MHRA publishes new Delivery Plan 2021-2023

The UK MHRA has published its new Delivery Plan 2021-2023.  The plan has one overarching goal which is to deliver for patients and the public.

The new plan is designed to bring together and prioritise the MHRAs existing efforts in one place and to outline a programme that focuses on delivering over the two-year period.

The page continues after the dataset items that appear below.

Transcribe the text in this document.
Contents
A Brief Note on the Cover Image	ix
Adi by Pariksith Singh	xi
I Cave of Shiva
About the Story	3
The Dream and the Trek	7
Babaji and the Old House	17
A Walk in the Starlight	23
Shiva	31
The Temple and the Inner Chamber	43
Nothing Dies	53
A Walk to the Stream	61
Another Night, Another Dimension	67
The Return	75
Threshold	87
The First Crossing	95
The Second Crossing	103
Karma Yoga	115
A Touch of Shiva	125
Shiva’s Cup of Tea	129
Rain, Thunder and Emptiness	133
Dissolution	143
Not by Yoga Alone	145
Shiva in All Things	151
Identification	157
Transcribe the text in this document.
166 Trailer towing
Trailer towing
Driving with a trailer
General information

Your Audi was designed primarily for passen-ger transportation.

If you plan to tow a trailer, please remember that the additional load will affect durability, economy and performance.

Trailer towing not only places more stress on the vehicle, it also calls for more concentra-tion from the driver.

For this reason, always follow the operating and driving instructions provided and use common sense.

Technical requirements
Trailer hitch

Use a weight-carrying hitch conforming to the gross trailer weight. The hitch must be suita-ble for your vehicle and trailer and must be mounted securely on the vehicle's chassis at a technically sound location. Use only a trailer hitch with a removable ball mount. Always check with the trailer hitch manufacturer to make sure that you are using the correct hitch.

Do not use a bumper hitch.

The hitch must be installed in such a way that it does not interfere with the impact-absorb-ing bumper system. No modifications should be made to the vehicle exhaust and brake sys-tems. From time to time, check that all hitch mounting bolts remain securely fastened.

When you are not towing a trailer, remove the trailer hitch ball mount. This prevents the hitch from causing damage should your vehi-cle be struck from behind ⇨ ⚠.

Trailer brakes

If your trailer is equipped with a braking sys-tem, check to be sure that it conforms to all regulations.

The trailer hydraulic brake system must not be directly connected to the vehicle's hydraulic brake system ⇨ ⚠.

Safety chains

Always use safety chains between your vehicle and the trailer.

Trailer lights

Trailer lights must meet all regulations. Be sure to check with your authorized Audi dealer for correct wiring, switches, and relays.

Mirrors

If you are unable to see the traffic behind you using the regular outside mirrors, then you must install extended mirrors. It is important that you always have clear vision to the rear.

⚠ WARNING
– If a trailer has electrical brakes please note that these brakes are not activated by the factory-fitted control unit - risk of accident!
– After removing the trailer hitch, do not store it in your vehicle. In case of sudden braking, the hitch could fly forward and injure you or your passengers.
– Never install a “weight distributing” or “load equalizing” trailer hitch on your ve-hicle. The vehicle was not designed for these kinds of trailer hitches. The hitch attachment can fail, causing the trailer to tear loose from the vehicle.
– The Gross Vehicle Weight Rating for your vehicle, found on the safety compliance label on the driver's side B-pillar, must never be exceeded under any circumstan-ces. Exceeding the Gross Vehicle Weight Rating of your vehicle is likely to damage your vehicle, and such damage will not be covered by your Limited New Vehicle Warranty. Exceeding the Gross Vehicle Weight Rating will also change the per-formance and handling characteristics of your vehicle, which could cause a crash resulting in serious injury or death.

Some of the many deliverables in the plan include the following:

Overhaul the clinical trials system to support innovation and reduce time to approval
  • Encourage a more innovative and pragmatic approach to UK clinical trials via an initiative to facilitate the uptake of novel trial designs and a communication effort to tackle the misperceptions that “traditional” clinical trials are always required for a licence by Q4, 2021/22.
  • Consult on options for changing UK legislation to make conduct of trials generating real-world data easier by Q4, 2021/22.
  • Finalise and promote the Innovative Licensing and Access Pathway (ILAP) Novel Trial Design Tool in partnership with the wider health ecosystem by Q2, 2022/23.
  • Deliver a set of work packages to ensure that AI as a medical device is underpinned by robust evidence to enable safer innovation by Q4, 2022/23.
Develop and deliver future strategy and approach for access to medicines and devices
  • Develop a mechanism to pilot joint clinical trial approval and clinical trial and licensing scientific and compliance advice via Access Consortium by Q4, 2021/22.
  • Further develop the Innovative Licensing and Access Pathway (ILAP) concepts and tools, in collaboration with the National Institute for Health and Care Excellence and the Scottish Medicines Consortium to create a world-class first port of call for medicines development and access by Q3, 2021/22.
  • Support access to generics and biosimilars via more global harmonisation in approval standards; seek membership of International Pharmaceutical Regulators Programme from Q3, 2021/22; take forward discussion of UK Biosimilar guidance in the Access Consortium, a medium-sized coalition of regulatory authorities, from Q3, 2021/22.
  • Develop a mechanism to pilot joint clinical trial approval and clinical trial and licensing scientific and compliance advice via Access Consortium by Q4, 2021/22.
  • Ensure integrated UK regulatory pathways for products that combine medicinal products and medical devices; consultation by Q3, 2022/23.
Establish a new medical devices legislative framework to support safe innovation and ongoing access to products
  • Publish public consultation covering all key aspects of proposed new market access framework by end Q2, 2021/22.
  • Publish a consultation response with finalised policy positions by end Q4, 2021/22.
  • Lay relevant statutory instruments by end Q1, 2022/23.
  • Publish key guidance documents by end Q3, 2022/23 with ongoing engagement with stakeholders over the course of 22/23 to prepare them for the new framework.
Deliver a more responsive safety surveillance and risk management system, for all medical products, to keep patients safe
  • Complete review on new medical devices signals and risk management process, embed risk assessment template and identify opportunities for patient involvement by end Q1, 2021/22.
  • Improve the model of the Devices Expert Advisory Committee and its Expert Advisory Groups by Q3, 2021/22, to ensure greater involvement of independent, scientific, technical, lay and clinical experts in regulatory decision making.
  • Deliver enhanced signal detection process for medicines and medical devices by Q4, 2021/22; service enhancement and international opportunities to defined in Q4, 2021/22 and delivered in 2022/23.
Deliver innovative interventions to ensure the UK has a secure supply chain providing high quality products
  • Pilot voluntary ‘pre-inspection’ checks to fast track new applications for manufacturing licences and piloting the use of consultants as ‘compliance monitors’ in remediation cases by Q3, 2021/22; roll out of automated inspection reports and identify new risk-proportionate approaches with our international partners by Q4, 2021/22; embed file-sharing platforms for remote inspections and visual technology capabilities as a standard part of inspections in 2022/23.
  • Deliver the Great Britain Medicines Verification System, to replace the EU system and enable medicines to be tracked through the supply chain – delivery in partnership with the Department of Health and Social Care and to their timescales when finalised.
  • Deliver a world-leading approach to inspections and enforcement with assurance that products are developed and manufactured to the highest standards and prompt action to reduce criminal threats throughout 2021/22 and 2022/23.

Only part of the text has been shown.